Certain industry-specific terms such as job titles are often encountered by the public, in the course of reading or watching the news, or perusing classified employment ads. John Vidrine--a Mamou native who now resides in Lafayette, and works offshore in the dual capacity of medic and materials manager--explains the industry's various job descriptions, and the pecking order which accompanies them. "On the bottom of the ladder you have what you call a roustabout, who runs around and does everything that nobody else wants to do. He's a 'grunt.' He unloads and stacks pipe, mops, cleans, paints, that kind of thing." Crawford Vincent of Lake Charles, a former guitarist with the Cajun Swing band, the Hackberry Ramblers, worked as a roustabout in the 1940s, and describes it succinctly as "you do what you're told, and plus!"
"After roustabouts," Vidrine continues, "you have the floorman, who is also known as a roughneck. They work the actual drilling floor on the rigs, and make up or break up the pipe. Their job is probably the most dangerous. There was, and still is, a macho stigma attached to that job--some of the old-timers especially might sort of be proud of having lost a finger or whatever. The description of a typical roughneck or roustabout used to be that he weighed 250 pounds or more, that at least three-quarters of that was located above his belt-line, and that he used a two-inch bull-plug for a hard-hat. In other words, he was a pin-head, and the job called for all brawn and no brains, which really isn't true."

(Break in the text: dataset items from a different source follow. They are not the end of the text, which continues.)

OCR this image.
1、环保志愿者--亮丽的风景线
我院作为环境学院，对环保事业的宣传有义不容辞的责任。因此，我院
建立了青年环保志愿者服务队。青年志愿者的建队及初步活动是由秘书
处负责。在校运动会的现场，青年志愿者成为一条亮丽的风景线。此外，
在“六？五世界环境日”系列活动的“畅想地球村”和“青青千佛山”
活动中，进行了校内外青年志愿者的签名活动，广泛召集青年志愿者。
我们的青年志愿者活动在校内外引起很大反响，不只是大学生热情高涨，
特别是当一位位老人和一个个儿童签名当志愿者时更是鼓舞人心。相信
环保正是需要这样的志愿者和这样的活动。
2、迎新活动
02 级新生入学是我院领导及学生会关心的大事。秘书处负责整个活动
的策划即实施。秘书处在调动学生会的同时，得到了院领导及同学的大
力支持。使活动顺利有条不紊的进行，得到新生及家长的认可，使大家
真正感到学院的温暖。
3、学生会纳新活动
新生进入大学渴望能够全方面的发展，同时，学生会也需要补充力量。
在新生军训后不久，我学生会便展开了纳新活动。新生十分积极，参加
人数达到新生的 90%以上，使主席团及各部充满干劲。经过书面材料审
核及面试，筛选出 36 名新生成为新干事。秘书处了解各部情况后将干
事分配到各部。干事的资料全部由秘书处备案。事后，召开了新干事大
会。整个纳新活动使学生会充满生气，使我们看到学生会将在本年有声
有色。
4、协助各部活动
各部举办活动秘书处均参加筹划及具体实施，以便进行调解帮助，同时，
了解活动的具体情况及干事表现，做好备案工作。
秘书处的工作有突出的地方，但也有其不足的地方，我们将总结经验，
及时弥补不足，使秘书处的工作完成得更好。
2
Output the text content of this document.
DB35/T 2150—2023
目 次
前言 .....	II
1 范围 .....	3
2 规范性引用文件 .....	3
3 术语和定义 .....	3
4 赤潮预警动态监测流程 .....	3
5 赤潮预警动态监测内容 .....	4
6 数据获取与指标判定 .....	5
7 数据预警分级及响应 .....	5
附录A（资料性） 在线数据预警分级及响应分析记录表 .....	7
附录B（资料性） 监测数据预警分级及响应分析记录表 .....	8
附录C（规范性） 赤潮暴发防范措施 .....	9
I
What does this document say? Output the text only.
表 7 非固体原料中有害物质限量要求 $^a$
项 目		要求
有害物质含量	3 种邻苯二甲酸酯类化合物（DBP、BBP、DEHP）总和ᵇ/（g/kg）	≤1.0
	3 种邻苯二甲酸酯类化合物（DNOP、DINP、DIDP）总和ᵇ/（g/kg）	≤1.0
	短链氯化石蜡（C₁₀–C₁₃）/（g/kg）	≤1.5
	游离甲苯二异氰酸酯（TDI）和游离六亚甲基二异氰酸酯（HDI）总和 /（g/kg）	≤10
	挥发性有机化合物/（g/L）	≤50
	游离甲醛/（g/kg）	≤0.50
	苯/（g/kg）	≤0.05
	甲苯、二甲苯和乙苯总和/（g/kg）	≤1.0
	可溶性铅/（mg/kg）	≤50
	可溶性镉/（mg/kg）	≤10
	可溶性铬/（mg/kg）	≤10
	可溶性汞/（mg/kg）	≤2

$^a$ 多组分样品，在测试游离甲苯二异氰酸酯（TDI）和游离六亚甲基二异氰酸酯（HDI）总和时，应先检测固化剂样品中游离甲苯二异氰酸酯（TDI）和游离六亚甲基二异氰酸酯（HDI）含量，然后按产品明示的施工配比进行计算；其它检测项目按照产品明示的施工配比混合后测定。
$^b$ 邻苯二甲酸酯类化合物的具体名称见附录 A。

"You can't go on to any promotion," Vidrine explains, "unless you work on the drilling floor. After floorman or roughneck, the next job would be a mud man. He follows the orders of the mud engineer in preparing the drilling mud--that's a fluid mixture which is used to equalize the pressure when you're drilling a well, so that it doesn't collapse. The next highest job is derrickman--and they work about 80 feet up in the air, too, standing on a small platform called the monkey board. Then the driller is above the derrickman--he operates the equipment and monitors everything that's going on. After the driller is the top job, toolpusher. The toolpusher is the overseer of the entire job. Sometimes he's called the rig manager, and he has the same authority as the master of the vessel on a boat. He has to work in cooperation with the company man, who represents whichever oil company has hired the rig to drill for them. There are other jobs, too, in maintenance, for instance, but those are the main ones."